We recommend that you apply as early as possible; this is particularly important for students holding conditional offers (for example, you may need to allow sufficient time to take an English language test) and for overseas students who may need time to satisfy necessary visa requirements (for further, country-specific information, please consult the website of the Northampton University) and/or to apply for University accommodation.

  

Documentation required

Applications are made online via the University Application Service, EUCLID.

Please follow the instructions carefully and make sure that you have included the following documentation with your application:

  • Degree certificates showing award of degree.
  • Previous academic transcripts for all past degree programmes.
  • A reference in support or your application. The reference should be academic and dated no earlier than one year from the start of study on the LLM programme.
  • Evidence of English language proficiency, if required.

If you are currently studying for your degree or you are not in a possession of an English test result you may still apply to the programme. Please note that it is your responsibility to submit the necessary documents.

After you apply

After your application has been submitted you will be able to track its progress through the University’s applicant hub.

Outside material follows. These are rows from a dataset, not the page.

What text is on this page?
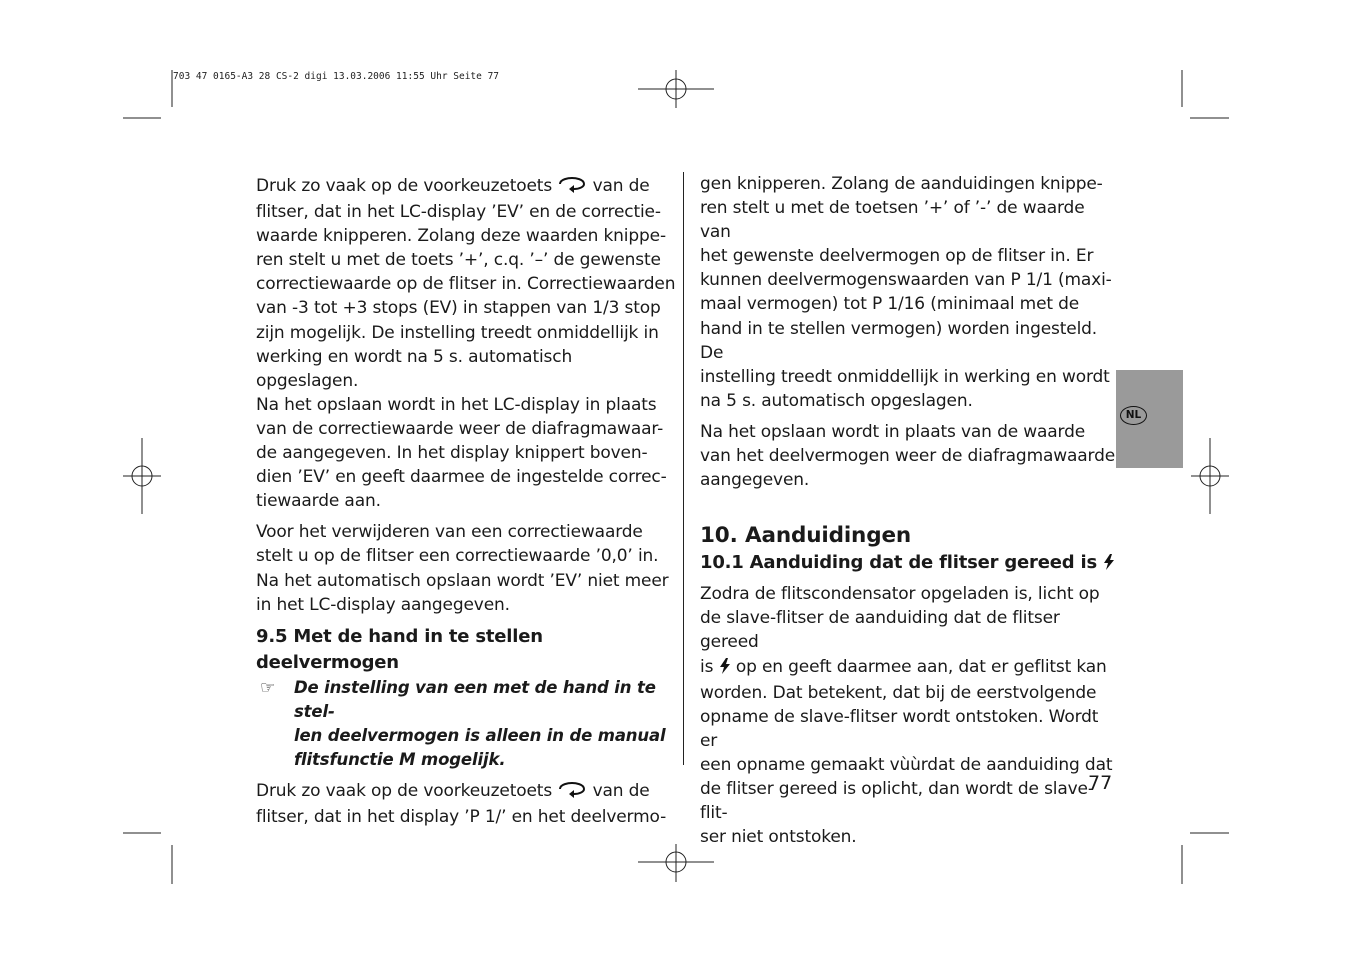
703 47 0165-A3 28 CS-2 digi 13.03.2006 11:55 Uhr Seite 77

Druk zo vaak op de voorkeuzetoets van de
flitser, dat in het LC-display ’EV’ en de correctie-
waarde knipperen. Zolang deze waarden knippe-
ren stelt u met de toets ’+’, c.q. ’–’ de gewenste
correctiewaarde op de flitser in. Correctiewaarden
van -3 tot +3 stops (EV) in stappen van 1/3 stop
zijn mogelijk. De instelling treedt onmiddellijk in
werking en wordt na 5 s. automatisch opgeslagen.
Na het opslaan wordt in het LC-display in plaats
van de correctiewaarde weer de diafragmawaar-
de aangegeven. In het display knippert boven-
dien ’EV’ en geeft daarmee de ingestelde correc-
tiewaarde aan.

Voor het verwijderen van een correctiewaarde
stelt u op de flitser een correctiewaarde ’0,0’ in.
Na het automatisch opslaan wordt ’EV’ niet meer
in het LC-display aangegeven.

9.5 Met de hand in te stellen deelvermogen

☞ De instelling van een met de hand in te stel-
len deelvermogen is alleen in de manual
flitsfunctie M mogelijk.

Druk zo vaak op de voorkeuzetoets van de
flitser, dat in het display ’P 1/’ en het deelvermo-

gen knipperen. Zolang de aanduidingen knippe-
ren stelt u met de toetsen ’+’ of ’-’ de waarde van
het gewenste deelvermogen op de flitser in. Er
kunnen deelvermogenswaarden van P 1/1 (maxi-
maal vermogen) tot P 1/16 (minimaal met de
hand in te stellen vermogen) worden ingesteld. De
instelling treedt onmiddellijk in werking en wordt
na 5 s. automatisch opgeslagen.

Na het opslaan wordt in plaats van de waarde
van het deelvermogen weer de diafragmawaarde
aangegeven.

10. Aanduidingen

10.1 Aanduiding dat de flitser gereed is

Zodra de flitscondensator opgeladen is, licht op
de slave-flitser de aanduiding dat de flitser gereed
is op en geeft daarmee aan, dat er geflitst kan
worden. Dat betekent, dat bij de eerstvolgende
opname de slave-flitser wordt ontstoken. Wordt er
een opname gemaakt vùùrdat de aanduiding dat
de flitser gereed is oplicht, dan wordt de slave-flit-
ser niet ontstoken.

NL
77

Application processing times will vary however the admissions team will endeavour to process your application within four to six weeks of submission. Please note that missing documentation will delay the application process.

You will be informed as soon as possible of the decision taken. Three outcomes are possible:

  • You may be offered a place unconditionally
  • You may be offered a conditional place, which means that you must fulfil certain conditions that will be specified in the offer letter. Where a conditional offer is made, it is your responsibility to inform the College Postgraduate Office when you have fulfilled the requirements set out.
  • Your application may be unsuccessful. If your application has not been successful, you can request feedback from us or refer to our guidance for unsuccessful applicants, which explains some of the common reasons we why we reach this decision.
    View the University’s guidance for unsuccessful applicants
Terms and conditions of admissions
  • The University’s terms and conditions form part of your contract with the University, and you should read them, and our data protection policy, carefully before applying.